3. How is the user experience? Finding (and keeping) skilled staff remains a challenge. Avoid security solutions that have a steep learning curve and poor support. A vendor who wants you to succeed (not just sell you a product) will have in-app tutorials, an online help center, and even direct feedback loops or feature requests built-in.
4. Are the alerts actionable? As we mentioned earlier, an SIEM will spit out a ton of alerts, but they’re often useless. XDR still has the same logs an SIEM would capture, but it doesn’t surface those logs as false positives — they’re just available for reference. The right XDR solution will prioritize alerts based off the risk score and severity of impact.

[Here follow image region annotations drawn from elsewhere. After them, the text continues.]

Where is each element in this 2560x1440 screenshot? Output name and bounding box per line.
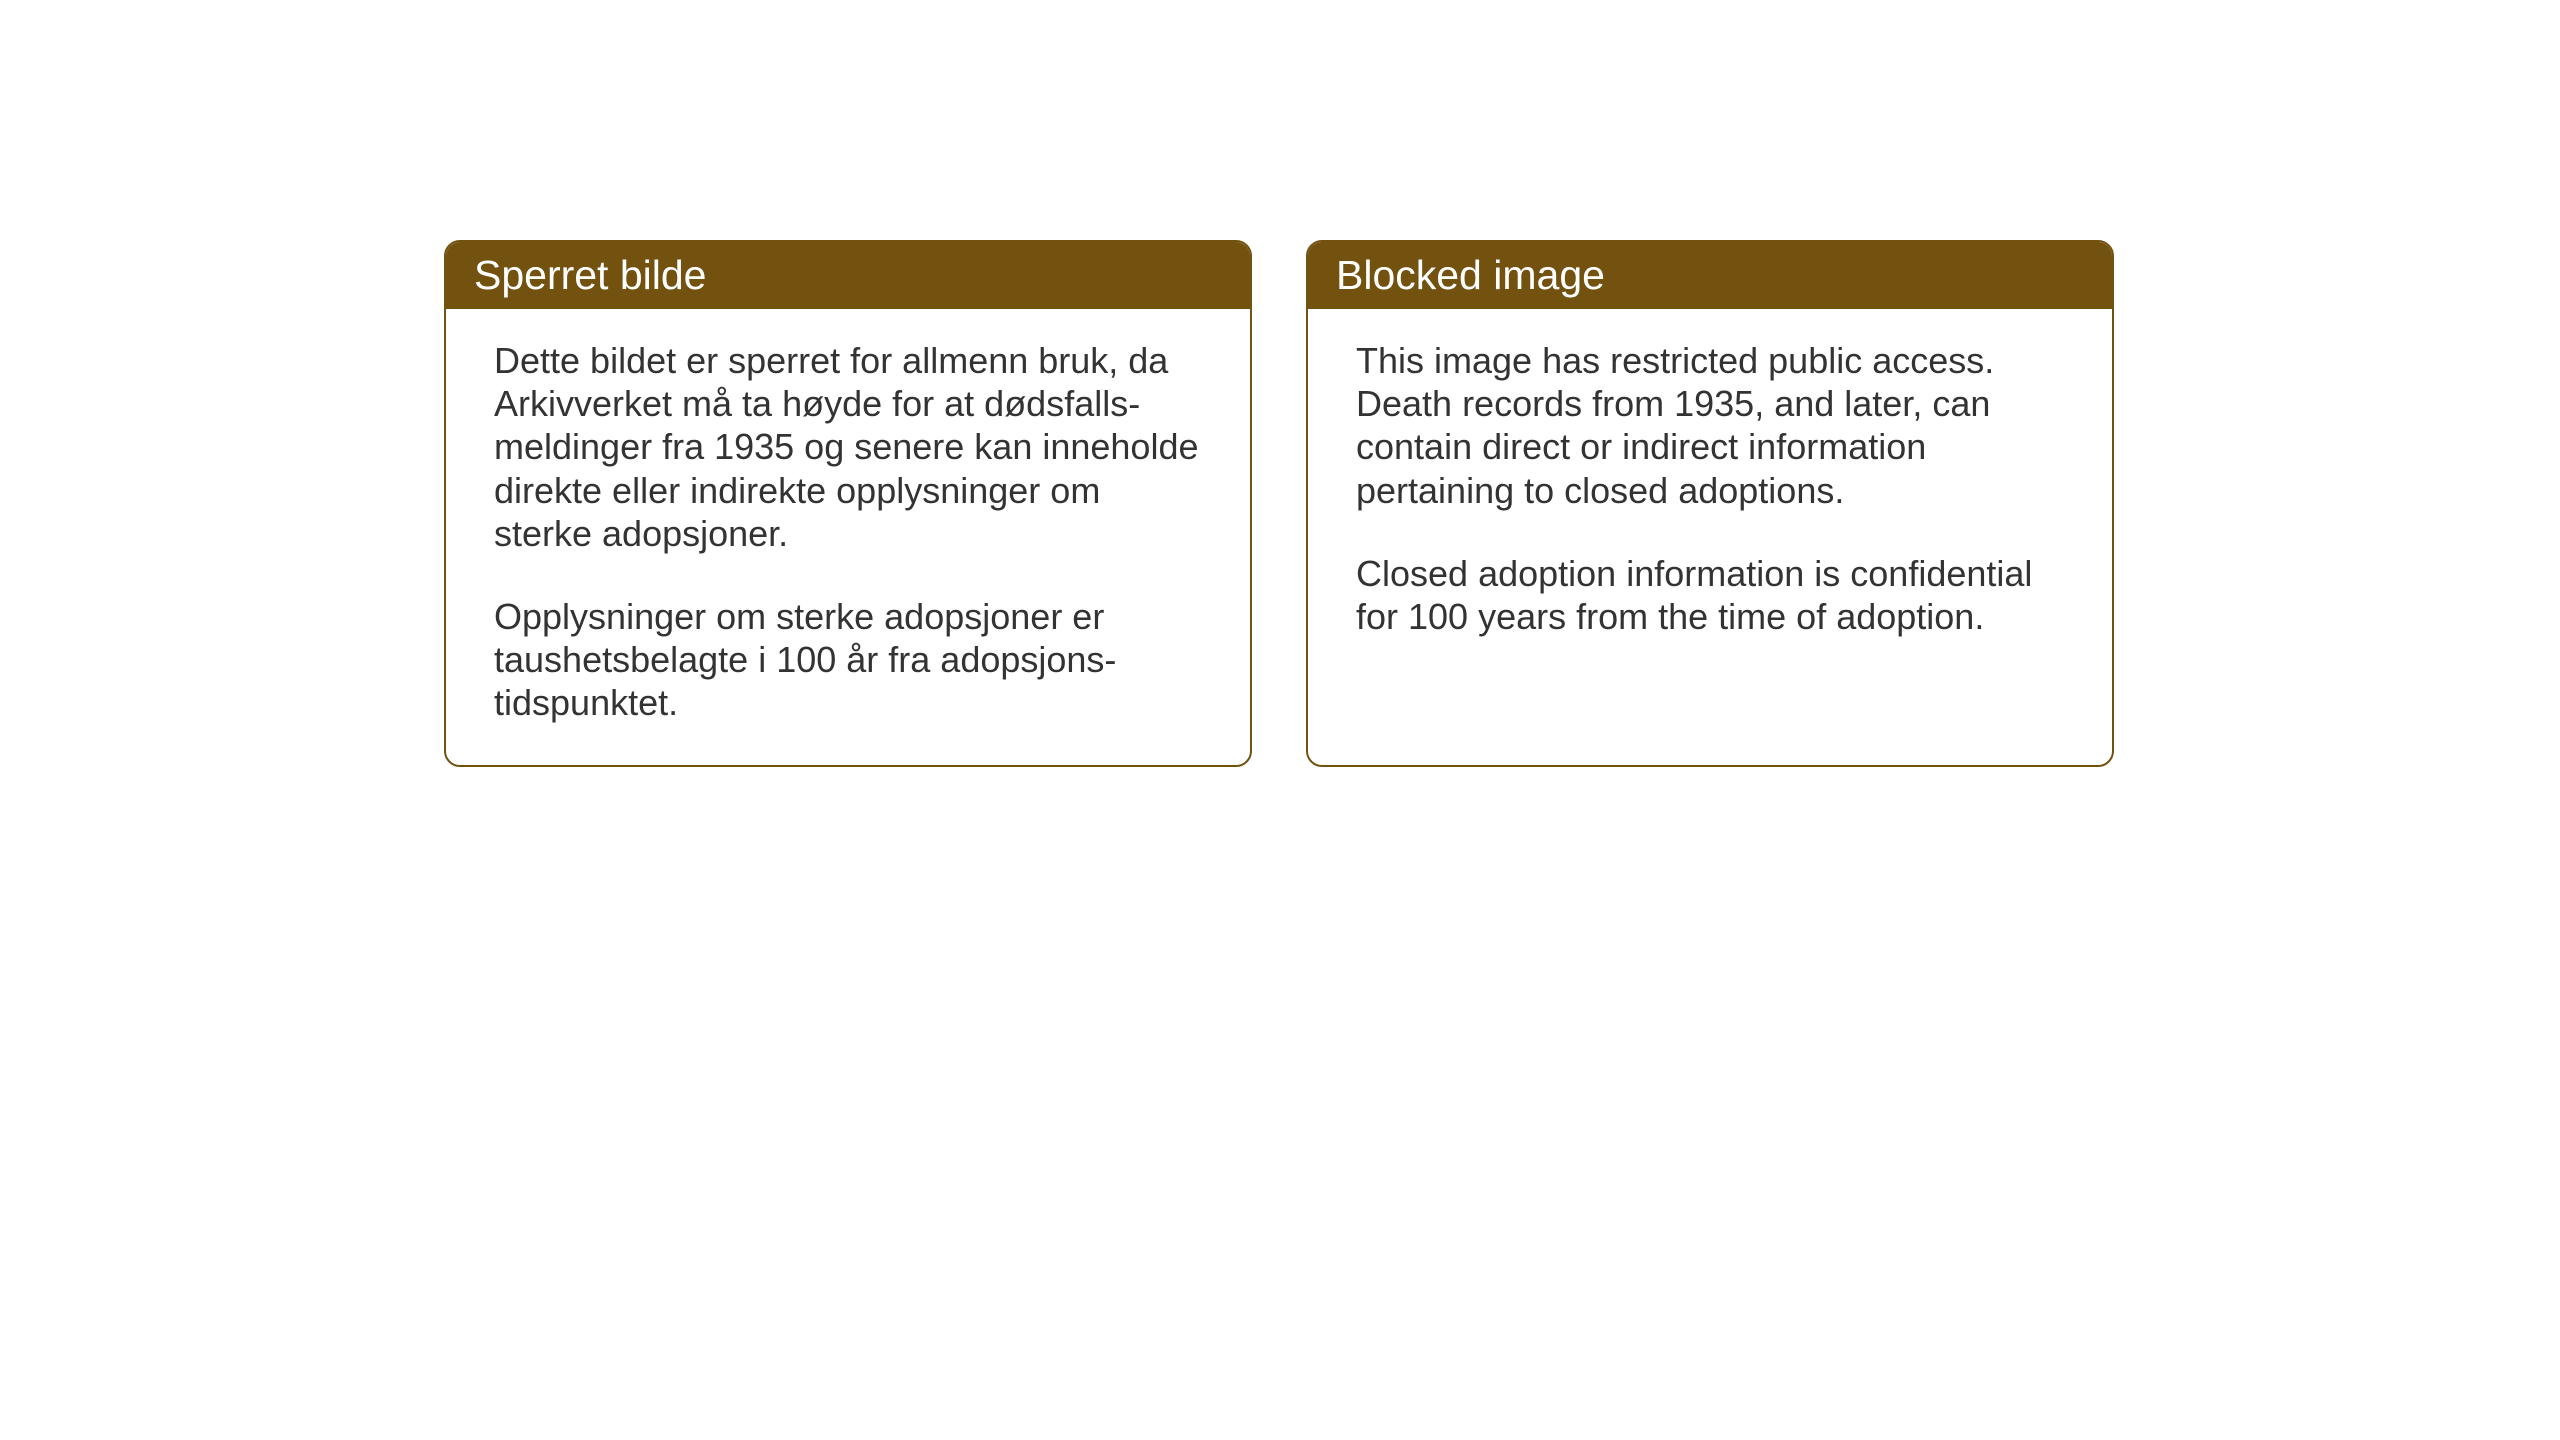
english-paragraph-2: Closed adoption information is confident…: [1356, 552, 2064, 638]
english-card-body: This image has restricted public access.…: [1308, 309, 2112, 727]
norwegian-card-title: Sperret bilde: [446, 242, 1250, 309]
norwegian-paragraph-1: Dette bildet er sperret for allmenn bruk…: [494, 339, 1202, 555]
norwegian-notice-card: Sperret bilde Dette bildet er sperret fo…: [444, 240, 1252, 767]
norwegian-paragraph-2: Opplysninger om sterke adopsjoner er tau…: [494, 595, 1202, 725]
english-notice-card: Blocked image This image has restricted …: [1306, 240, 2114, 767]
english-card-title: Blocked image: [1308, 242, 2112, 309]
english-paragraph-1: This image has restricted public access.…: [1356, 339, 2064, 512]
norwegian-card-body: Dette bildet er sperret for allmenn bruk…: [446, 309, 1250, 765]
notice-container: Sperret bilde Dette bildet er sperret fo…: [444, 240, 2114, 767]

5. What is the pricing structure? Some vendors will charge by bundles or subscriptions. For example, if you buy a scription for 1000 employees but then lay 10% of them off, you’ll be stuck paying for unused sensors. Alternative licensing options, like a credit model ensures you can move credits around to different security layers in-line with any business changes.
6. Do you offer managed services? Staff and budget resources can hinder threat detection and response efforts. Managed services augment existing staff with expert threat hunting, 24/7 monitoring and detection, and rapid investigation and mitigation.
7. Have you received any industry analyst accolades? Everyone loves to say they’re #1, so make sure you check out reports from renowned industry analysts like Forrester, Gartner, and IDC to validate the vendor’s claims.
Getting the board on board with XDR
While statistics show that cybersecurity spend continues to increase, that doesn’t guarantee your budget will grow in-line. Getting the greenlight on cybersecurity investments can be challenging, so framing the benefits of XDR in a financial and risk context is critical. Here are some high-level points to consider making:
1. Investing in security solutions = investing in the business. According to IBM 2022 Cost of a Data Breach, organizations using XDR saved nearly 10% on average in breach costs and shortened the breach lifecycle by 29 days. Less operational downtime and financial impact is music to the c-suite’s ears.
2. Compliance requirements. XDR can help meet compliance regulations, which saves the business from being hit with costly fines. And naturally, when you’re compliant, your security posture is stronger.
3. Reduce cyber insurance premiums. With the right XDR vendor, you can demonstrate how EDR extends threat detection and response beyond the endpoint, which reduces risk.